A worked pipeline — ERA5 on AWS#

from pyramids import configure
from pyramids.netcdf import NetCDF

configure(cloud_defaults=True, aws={"aws_unsigned": True})

nc = NetCDF.read_file(
    "https://era5-pds.s3.amazonaws.com/2020/01/data/air_temperature_at_2_metres.nc",
)

# 1. Check metadata cheaply.
nc.variable_names

# 2. Read one month, 6 hours at a time, 256x256 spatial chunks.
temp = nc.read_array(
    "air_temperature_at_2_metres",
    chunks={"time": 6, "lat": 256, "lon": 256},
)

# 3. Monthly mean on time axis — builds dask graph.
monthly = temp.mean(axis=0)

# 4. Materialise — single parallel compute.
monthly_np = monthly.compute()

The full notebook at docs/examples/netcdf/dask-lazy-netcdf.ipynb adds plotting, writes the output to a local Zarr store, and demonstrates the equivalent kerchunk-based path.

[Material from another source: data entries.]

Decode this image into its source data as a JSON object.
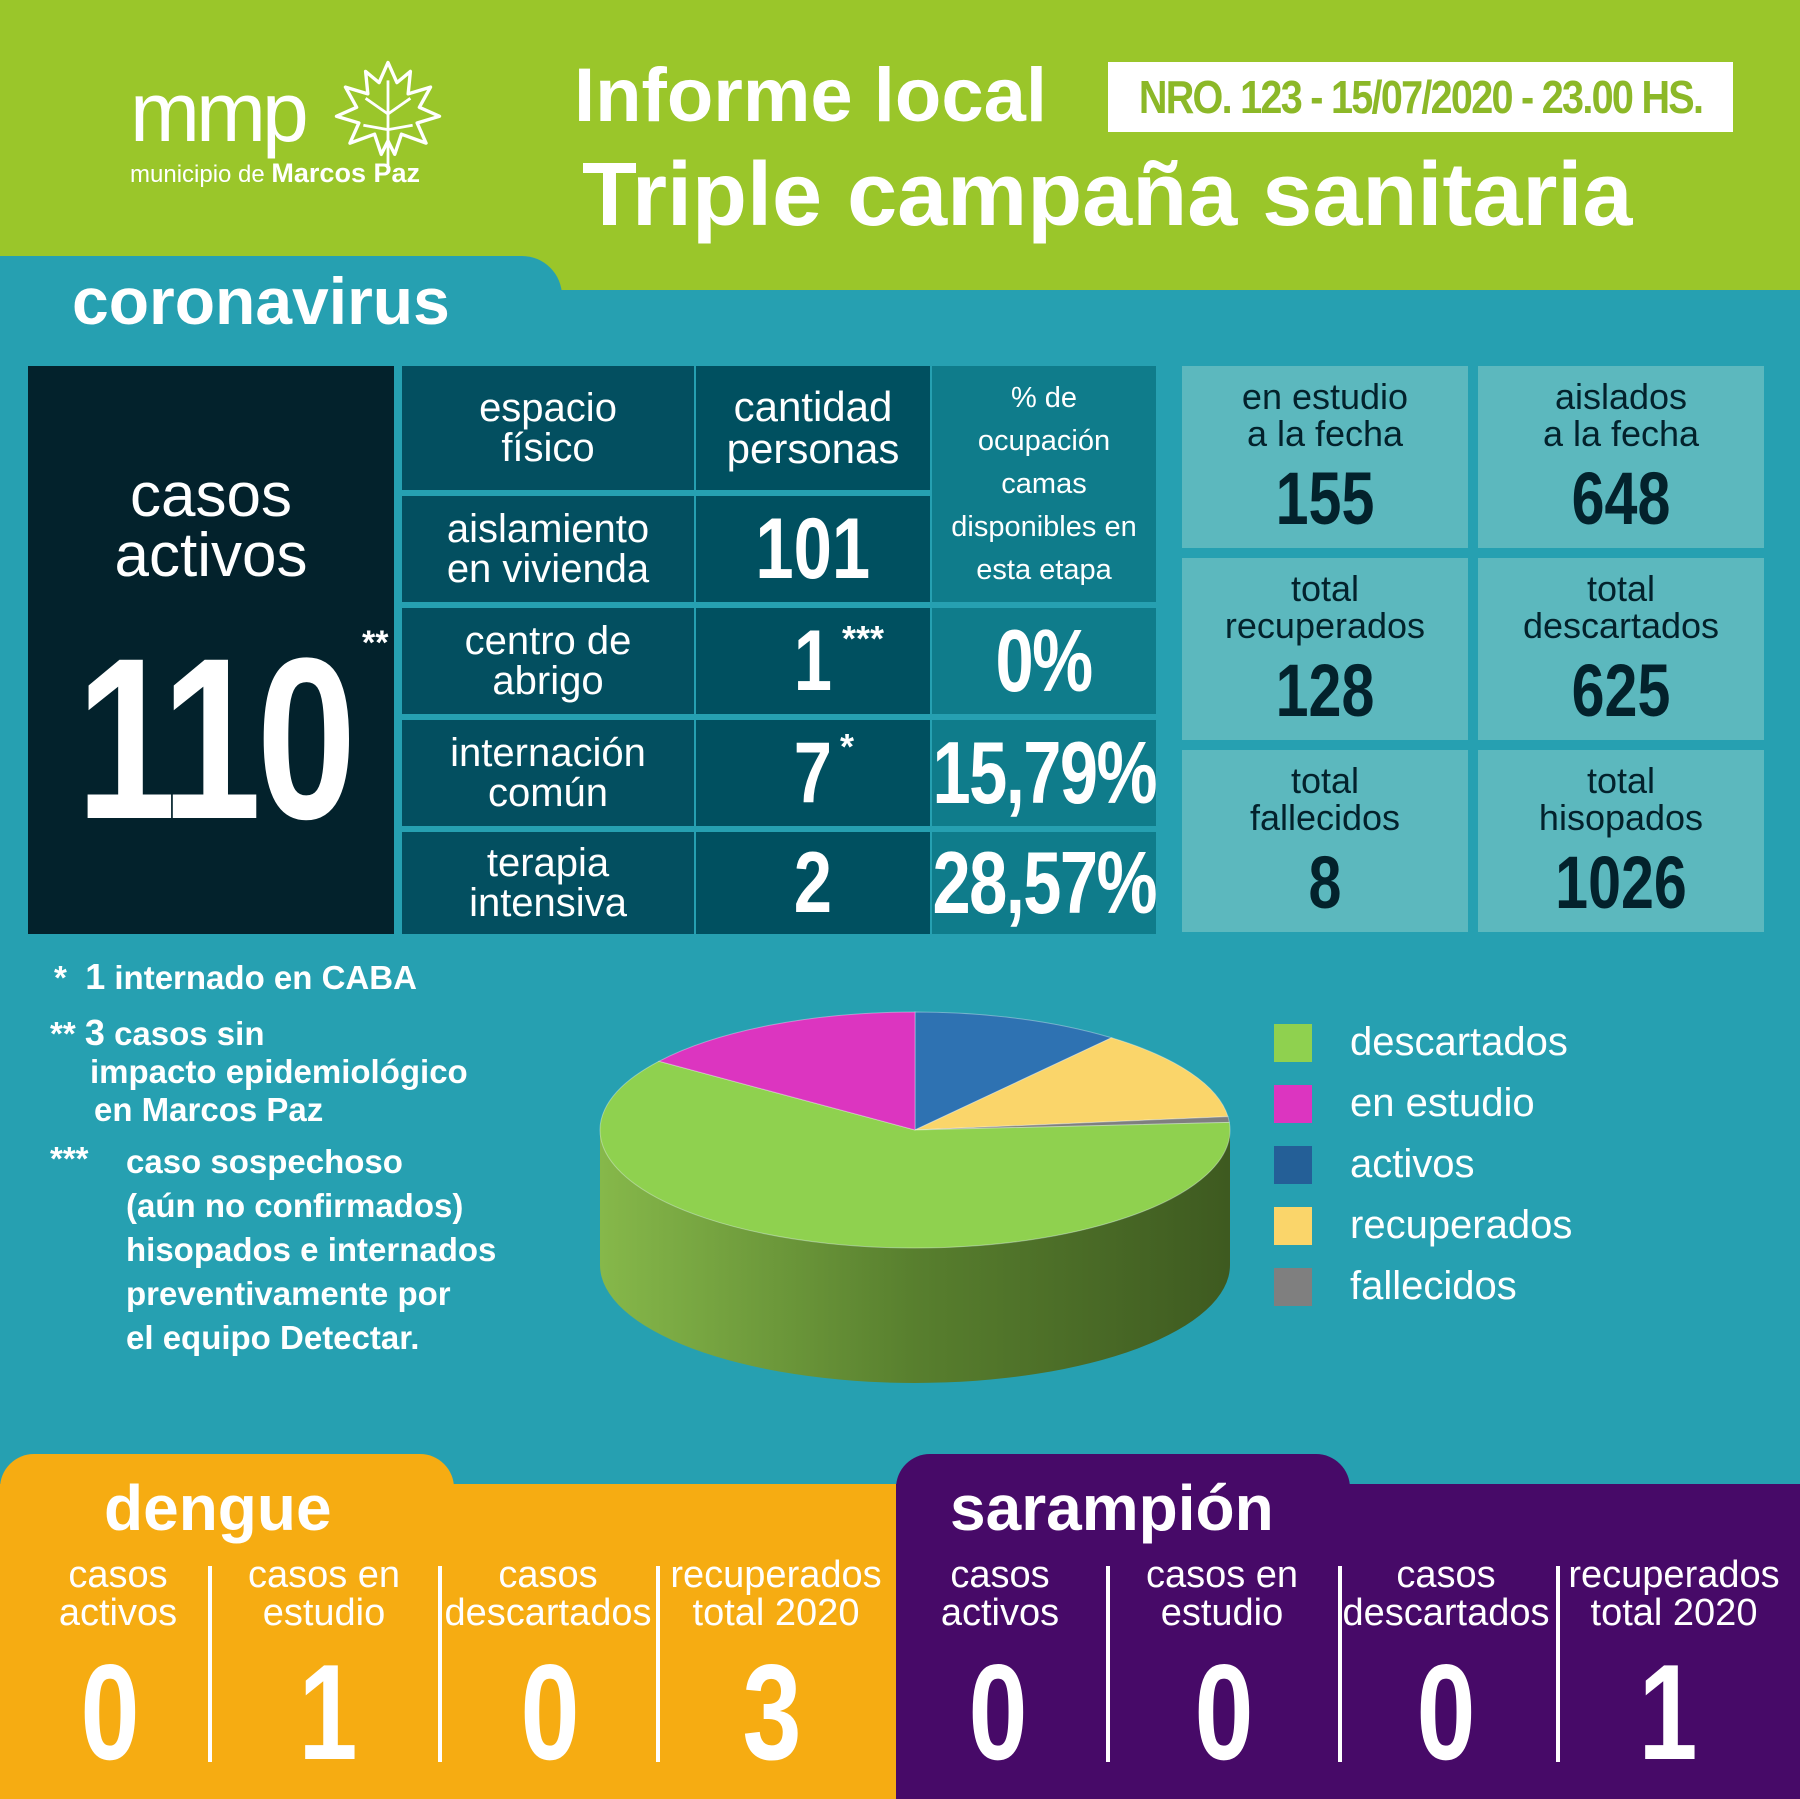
{
  "header": {
    "logo_text": "mmp",
    "logo_subtitle_prefix": "municipio de ",
    "logo_subtitle_bold": "Marcos Paz",
    "title_line1": "Informe local",
    "report_id": "NRO. 123 - 15/07/2020 - 23.00 HS.",
    "title_line2": "Triple campaña sanitaria",
    "colors": {
      "header_bg": "#9ac62a",
      "main_bg": "#26a0b1"
    }
  },
  "coronavirus": {
    "title": "coronavirus",
    "active_cases": {
      "label_line1": "casos",
      "label_line2": "activos",
      "value": "110",
      "marker": "**"
    },
    "table": {
      "header_space_line1": "espacio",
      "header_space_line2": "físico",
      "header_count_line1": "cantidad",
      "header_count_line2": "personas",
      "header_occupancy": [
        "% de",
        "ocupación",
        "camas",
        "disponibles en",
        "esta etapa"
      ],
      "rows": [
        {
          "label_line1": "aislamiento",
          "label_line2": "en vivienda",
          "count": "101",
          "marker": "",
          "occupancy": ""
        },
        {
          "label_line1": "centro de",
          "label_line2": "abrigo",
          "count": "1",
          "marker": "***",
          "occupancy": "0%"
        },
        {
          "label_line1": "internación",
          "label_line2": "común",
          "count": "7",
          "marker": "*",
          "occupancy": "15,79%"
        },
        {
          "label_line1": "terapia",
          "label_line2": "intensiva",
          "count": "2",
          "marker": "",
          "occupancy": "28,57%"
        }
      ]
    },
    "stats": [
      {
        "label_line1": "en estudio",
        "label_line2": "a la fecha",
        "value": "155"
      },
      {
        "label_line1": "aislados",
        "label_line2": "a la fecha",
        "value": "648"
      },
      {
        "label_line1": "total",
        "label_line2": "recuperados",
        "value": "128"
      },
      {
        "label_line1": "total",
        "label_line2": "descartados",
        "value": "625"
      },
      {
        "label_line1": "total",
        "label_line2": "fallecidos",
        "value": "8"
      },
      {
        "label_line1": "total",
        "label_line2": "hisopados",
        "value": "1026"
      }
    ],
    "footnotes": {
      "note1_marker": "*",
      "note1_number": "1",
      "note1_text": "internado en CABA",
      "note2_marker": "**",
      "note2_number": "3",
      "note2_line1": "casos sin",
      "note2_line2": "impacto epidemiológico",
      "note2_line3": "en Marcos Paz",
      "note3_marker": "***",
      "note3_lines": [
        "caso sospechoso",
        "(aún no confirmados)",
        "hisopados e internados",
        "preventivamente por",
        "el equipo Detectar."
      ]
    }
  },
  "chart_data": {
    "type": "pie",
    "title": "",
    "slices": [
      {
        "label": "descartados",
        "value": 625,
        "color": "#8fd14f"
      },
      {
        "label": "en estudio",
        "value": 155,
        "color": "#dc35c0"
      },
      {
        "label": "activos",
        "value": 110,
        "color": "#2e72b2"
      },
      {
        "label": "recuperados",
        "value": 128,
        "color": "#fad56a"
      },
      {
        "label": "fallecidos",
        "value": 8,
        "color": "#7f7f7f"
      }
    ],
    "legend_position": "right"
  },
  "dengue": {
    "title": "dengue",
    "color": "#f6ac12",
    "items": [
      {
        "label_line1": "casos",
        "label_line2": "activos",
        "value": "0"
      },
      {
        "label_line1": "casos en",
        "label_line2": "estudio",
        "value": "1"
      },
      {
        "label_line1": "casos",
        "label_line2": "descartados",
        "value": "0"
      },
      {
        "label_line1": "recuperados",
        "label_line2": "total 2020",
        "value": "3"
      }
    ]
  },
  "sarampion": {
    "title": "sarampión",
    "color": "#470a68",
    "items": [
      {
        "label_line1": "casos",
        "label_line2": "activos",
        "value": "0"
      },
      {
        "label_line1": "casos en",
        "label_line2": "estudio",
        "value": "0"
      },
      {
        "label_line1": "casos",
        "label_line2": "descartados",
        "value": "0"
      },
      {
        "label_line1": "recuperados",
        "label_line2": "total 2020",
        "value": "1"
      }
    ]
  }
}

Minimal-install behaviour#

Calls that need dask raise an ImportError naming the [lazy] extra:

ImportError: dask is required for lazy NetCDF reads; install pyramids-gis[lazy]

Calls that need kerchunk name [netcdf-lazy]. NetCDF.to_xarray() / .from_xarray() name [xarray]. The eager NetCDF.read_array(chunks=None) path is always available and does not touch dask / xarray / kerchunk.

UGRID unstructured grids#

UgridDataset (FVCOM, SCHISM, ADCIRC, Delft3D) is not yet wired to pyramids' lazy stack — it currently uses eager reads throughout. Lazy UGRID is tracked as a follow-on. The docs/examples/netcdf/ugrid/dask-lazy-ugrid.ipynb notebook shows how to layer dask on top of the eager UgridDataset manually using dask.delayed for FVCOM NECOFS OPeNDAP endpoints; that path works today but isn't yet a first-class pyramids API.